The company announced this week that an analysis of its third-phase COVE study shows that while the vaccine continues to prove “highly effective” against COVID-19, there was a lower risk of breakthrough infection among trial participants who were vaccinated more recently.

The analysis showed 88 breakthrough cases of COVID-19 occurred in patients vaccinated around eight months ago and 162 breakthrough cases in patients vaccinated last year.

This equates to 49 cases per 1000 person-years for the more-recently-jabbed group and 77.1 cases per 1000-person years for the latter group.

Moderna CEO Stéphane Bancel said it was promising to see clinical and real-world evidence supporting the effectiveness of the Moderna vaccine, but the findings suggest booster shots could ensure people stay protected.

“The increased risk of breakthrough infections in COVE study participants who were vaccinated last year compared to more recently illustrates the impact of waning immunity and supports the need for a booster to maintain high levels of protection,” Mr Bancel said.

“We hope these findings are helpful as health authorities and regulators continue to assess strategies for ending this pandemic.”

Effective protection, effective revenue

The sale of Moderna vaccines has bolstered the pharmaceutical giant’s financial position significantly over the past 12 months.

According to Moderna’s most recent financial report, the company tabled US$4.4 billion (A$6 billion) in revenue over the June quarter of 2021 — an increase of more than 6500 per cent compared to the US$67 million (A$91.3 million) in revenue from the same time period in 2020.

Total revenue for the first six months of 2021 was US$6.3 billion (A$8.6 million) compared to US$75 million (A$102 million) over the same time in 2020.

Moderna said the sale of COVID-19 vaccines was the primary driver of the major revenue boost, alone accounting for almost US$6 billion (A$8.2 billion) of half-yearly revenue.

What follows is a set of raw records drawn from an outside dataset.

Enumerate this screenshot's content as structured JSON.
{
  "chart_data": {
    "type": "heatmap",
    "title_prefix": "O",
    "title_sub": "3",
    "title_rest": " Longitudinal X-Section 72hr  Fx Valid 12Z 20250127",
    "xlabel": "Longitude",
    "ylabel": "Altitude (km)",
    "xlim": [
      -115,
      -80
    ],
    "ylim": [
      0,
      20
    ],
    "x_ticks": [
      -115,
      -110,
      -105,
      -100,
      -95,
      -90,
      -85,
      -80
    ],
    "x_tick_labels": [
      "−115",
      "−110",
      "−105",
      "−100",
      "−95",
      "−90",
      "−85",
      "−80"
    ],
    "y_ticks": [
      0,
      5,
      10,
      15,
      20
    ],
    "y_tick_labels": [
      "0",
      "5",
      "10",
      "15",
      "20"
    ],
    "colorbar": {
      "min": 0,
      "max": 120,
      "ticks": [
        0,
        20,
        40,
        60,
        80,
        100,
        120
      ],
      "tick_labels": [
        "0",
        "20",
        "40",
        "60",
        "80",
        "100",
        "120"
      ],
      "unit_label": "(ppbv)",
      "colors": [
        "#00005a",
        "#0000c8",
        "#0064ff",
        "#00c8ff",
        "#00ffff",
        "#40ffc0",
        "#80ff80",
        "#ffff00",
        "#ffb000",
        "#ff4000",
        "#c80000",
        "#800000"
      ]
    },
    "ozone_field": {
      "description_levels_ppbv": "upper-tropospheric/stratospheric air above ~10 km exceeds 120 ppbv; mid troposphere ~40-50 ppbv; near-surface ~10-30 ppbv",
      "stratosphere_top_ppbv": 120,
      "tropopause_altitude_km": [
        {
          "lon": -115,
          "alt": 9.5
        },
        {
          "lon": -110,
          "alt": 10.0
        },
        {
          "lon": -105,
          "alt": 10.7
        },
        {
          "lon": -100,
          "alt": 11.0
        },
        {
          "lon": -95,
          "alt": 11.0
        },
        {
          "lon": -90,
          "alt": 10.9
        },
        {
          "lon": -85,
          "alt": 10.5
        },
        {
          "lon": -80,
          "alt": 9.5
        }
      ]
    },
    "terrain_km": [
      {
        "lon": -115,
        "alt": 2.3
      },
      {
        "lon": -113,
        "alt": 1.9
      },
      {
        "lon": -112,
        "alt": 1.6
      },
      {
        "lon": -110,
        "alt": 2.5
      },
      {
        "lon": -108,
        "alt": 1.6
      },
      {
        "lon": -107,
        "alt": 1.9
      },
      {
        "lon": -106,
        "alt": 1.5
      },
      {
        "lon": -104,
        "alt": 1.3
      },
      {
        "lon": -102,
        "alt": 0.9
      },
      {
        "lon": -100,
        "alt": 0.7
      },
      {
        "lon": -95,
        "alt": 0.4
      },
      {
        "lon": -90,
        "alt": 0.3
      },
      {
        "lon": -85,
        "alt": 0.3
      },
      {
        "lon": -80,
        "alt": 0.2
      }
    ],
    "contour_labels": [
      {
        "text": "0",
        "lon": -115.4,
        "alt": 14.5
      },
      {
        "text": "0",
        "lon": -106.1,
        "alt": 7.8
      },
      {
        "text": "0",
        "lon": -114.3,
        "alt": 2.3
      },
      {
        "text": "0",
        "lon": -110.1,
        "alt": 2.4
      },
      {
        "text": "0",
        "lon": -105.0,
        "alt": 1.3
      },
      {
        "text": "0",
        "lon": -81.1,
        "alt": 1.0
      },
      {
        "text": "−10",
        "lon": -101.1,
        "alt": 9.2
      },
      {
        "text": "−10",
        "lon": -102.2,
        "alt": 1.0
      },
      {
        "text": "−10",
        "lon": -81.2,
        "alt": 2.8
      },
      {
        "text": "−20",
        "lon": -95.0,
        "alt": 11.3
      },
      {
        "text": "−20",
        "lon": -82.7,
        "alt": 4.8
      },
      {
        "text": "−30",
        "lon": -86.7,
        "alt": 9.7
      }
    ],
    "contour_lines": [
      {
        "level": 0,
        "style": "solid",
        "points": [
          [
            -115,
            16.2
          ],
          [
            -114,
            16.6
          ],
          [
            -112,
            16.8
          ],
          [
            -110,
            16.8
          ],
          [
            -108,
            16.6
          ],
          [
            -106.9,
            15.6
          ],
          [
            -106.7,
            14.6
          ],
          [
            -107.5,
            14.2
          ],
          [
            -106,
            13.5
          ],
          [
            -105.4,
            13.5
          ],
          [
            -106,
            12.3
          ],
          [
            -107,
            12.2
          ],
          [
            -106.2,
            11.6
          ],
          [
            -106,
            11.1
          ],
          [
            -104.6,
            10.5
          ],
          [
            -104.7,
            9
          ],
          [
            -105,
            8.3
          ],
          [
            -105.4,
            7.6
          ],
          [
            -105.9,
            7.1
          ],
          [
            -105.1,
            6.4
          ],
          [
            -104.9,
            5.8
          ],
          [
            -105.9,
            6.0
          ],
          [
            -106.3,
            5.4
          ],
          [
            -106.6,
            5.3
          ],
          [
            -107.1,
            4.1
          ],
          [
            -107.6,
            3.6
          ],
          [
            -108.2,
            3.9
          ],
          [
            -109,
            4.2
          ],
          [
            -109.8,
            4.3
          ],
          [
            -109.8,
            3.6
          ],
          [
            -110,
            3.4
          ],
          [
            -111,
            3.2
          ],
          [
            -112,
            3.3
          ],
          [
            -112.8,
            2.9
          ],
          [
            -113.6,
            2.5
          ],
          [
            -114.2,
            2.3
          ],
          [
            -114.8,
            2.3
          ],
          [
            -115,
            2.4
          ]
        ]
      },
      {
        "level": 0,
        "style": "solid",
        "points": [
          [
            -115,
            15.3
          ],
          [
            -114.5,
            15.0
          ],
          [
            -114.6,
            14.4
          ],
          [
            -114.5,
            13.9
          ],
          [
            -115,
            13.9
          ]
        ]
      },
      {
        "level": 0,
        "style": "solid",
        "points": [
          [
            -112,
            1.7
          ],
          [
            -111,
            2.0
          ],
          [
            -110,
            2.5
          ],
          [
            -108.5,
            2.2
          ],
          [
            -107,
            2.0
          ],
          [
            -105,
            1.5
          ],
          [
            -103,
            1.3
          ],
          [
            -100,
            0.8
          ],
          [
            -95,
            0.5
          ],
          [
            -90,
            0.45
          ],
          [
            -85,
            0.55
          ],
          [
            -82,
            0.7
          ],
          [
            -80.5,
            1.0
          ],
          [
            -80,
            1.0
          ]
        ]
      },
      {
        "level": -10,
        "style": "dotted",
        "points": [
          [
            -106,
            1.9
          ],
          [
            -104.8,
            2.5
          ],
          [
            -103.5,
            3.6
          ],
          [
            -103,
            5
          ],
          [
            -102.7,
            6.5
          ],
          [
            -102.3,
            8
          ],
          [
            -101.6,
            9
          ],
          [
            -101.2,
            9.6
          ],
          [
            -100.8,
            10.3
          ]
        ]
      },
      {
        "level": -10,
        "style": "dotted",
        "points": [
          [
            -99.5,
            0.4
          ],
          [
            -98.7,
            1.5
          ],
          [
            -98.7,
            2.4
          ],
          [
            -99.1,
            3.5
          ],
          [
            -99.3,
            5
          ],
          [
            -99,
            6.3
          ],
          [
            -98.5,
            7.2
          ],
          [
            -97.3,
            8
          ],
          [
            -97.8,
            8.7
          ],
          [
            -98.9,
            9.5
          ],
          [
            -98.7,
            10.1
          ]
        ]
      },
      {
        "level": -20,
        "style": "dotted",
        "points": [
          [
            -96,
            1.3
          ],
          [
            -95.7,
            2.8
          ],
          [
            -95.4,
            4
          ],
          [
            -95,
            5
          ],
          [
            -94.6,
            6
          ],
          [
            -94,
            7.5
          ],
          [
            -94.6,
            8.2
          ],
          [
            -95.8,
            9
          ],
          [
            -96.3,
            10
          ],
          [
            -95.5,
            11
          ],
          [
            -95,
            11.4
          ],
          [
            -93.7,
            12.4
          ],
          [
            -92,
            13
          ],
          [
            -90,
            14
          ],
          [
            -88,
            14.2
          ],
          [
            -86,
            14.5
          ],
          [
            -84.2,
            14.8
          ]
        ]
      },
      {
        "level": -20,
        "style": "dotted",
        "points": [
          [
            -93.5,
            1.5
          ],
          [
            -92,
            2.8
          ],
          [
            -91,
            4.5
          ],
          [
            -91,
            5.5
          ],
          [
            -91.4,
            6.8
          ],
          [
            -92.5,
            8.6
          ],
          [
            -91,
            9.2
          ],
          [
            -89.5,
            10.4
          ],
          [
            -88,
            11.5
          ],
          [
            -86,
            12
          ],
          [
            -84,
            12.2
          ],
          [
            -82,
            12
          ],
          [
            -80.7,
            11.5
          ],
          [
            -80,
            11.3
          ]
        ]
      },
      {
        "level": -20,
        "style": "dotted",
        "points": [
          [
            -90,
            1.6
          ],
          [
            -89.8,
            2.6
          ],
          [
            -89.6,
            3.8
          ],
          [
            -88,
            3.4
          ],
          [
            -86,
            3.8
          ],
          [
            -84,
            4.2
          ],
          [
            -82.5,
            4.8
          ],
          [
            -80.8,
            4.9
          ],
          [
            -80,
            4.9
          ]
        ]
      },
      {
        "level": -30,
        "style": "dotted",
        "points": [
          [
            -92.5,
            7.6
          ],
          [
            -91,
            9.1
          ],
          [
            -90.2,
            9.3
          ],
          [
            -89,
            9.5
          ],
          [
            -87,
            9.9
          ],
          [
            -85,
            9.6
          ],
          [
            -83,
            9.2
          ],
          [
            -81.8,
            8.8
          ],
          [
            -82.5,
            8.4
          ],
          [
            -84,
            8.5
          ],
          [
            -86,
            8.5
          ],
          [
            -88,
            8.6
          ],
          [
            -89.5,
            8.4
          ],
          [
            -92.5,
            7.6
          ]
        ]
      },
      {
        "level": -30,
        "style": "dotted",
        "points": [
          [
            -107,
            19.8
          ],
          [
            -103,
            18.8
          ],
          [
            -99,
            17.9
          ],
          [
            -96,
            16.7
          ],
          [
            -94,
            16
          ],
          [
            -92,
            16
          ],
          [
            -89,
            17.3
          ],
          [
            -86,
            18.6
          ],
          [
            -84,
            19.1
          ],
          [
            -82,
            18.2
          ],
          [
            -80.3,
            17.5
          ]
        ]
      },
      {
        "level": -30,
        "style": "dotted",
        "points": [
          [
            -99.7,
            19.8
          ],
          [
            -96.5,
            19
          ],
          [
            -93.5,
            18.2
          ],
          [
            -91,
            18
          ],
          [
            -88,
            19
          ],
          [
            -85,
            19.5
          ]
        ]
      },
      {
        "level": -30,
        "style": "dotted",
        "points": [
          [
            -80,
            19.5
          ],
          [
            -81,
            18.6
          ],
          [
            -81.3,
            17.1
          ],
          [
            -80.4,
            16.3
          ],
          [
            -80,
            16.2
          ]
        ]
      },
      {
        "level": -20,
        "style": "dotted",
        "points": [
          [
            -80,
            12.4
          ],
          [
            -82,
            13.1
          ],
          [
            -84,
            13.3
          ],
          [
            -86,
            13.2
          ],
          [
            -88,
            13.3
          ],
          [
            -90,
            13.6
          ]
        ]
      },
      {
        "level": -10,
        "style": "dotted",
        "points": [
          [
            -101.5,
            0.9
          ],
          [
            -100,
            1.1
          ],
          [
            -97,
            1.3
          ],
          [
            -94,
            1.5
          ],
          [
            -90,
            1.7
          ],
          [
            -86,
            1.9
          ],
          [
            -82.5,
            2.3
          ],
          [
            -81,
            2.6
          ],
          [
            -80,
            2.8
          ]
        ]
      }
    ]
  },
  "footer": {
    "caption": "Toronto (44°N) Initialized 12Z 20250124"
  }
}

Grant revenue also helped but to a lesser extent, according to Moderna.

The revenue result has more-than-doubled Moderna’s cash position in six months, with the company ending the June quarter with US$12.2 billion (A$16.6 billion) on hand compared to the US$5.2 billion (A$7 billion) on hand at the end of December 2020.

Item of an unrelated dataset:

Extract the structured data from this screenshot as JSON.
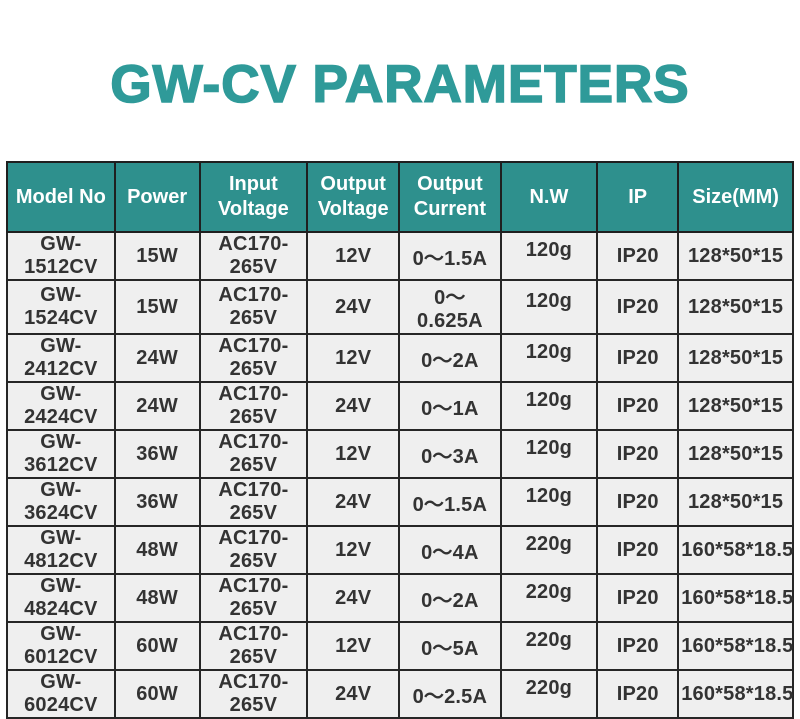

For the full year, Moderna said it expected to sell between 800 million and one billion doses of its COVID-19 vaccine in 2021 to drive annual revenue of US$20 billion (A$27 billion).

The company has not yet forecast how much extra revenue its booster shots might provide.

Booster shot debate

Moderna’s latest clinical trial data follows similar findings from Pfizer and BioNTech over their own COVID-19 vaccine.

Nevertheless, the US Food and Drug Administration (FDA) has been hesitant to authorise booster shots in the States given millions of people in low-income countries are still waiting for their first jabs.

In August, World Health Organisation Director-General Tedros Adhanom Ghebreyesus called for a moratorium on booster shots until at least 10 per cent of every country’s population was vaccinated.

The US Centers for Disease Control and Prevention (CDC) said last month it was considering giving booster shots to severely immunocompromised people in the States, but it was not recommending booster shots for the wider population.

Moderna submitted an application to the FDA to authorise its booster shot on September 1.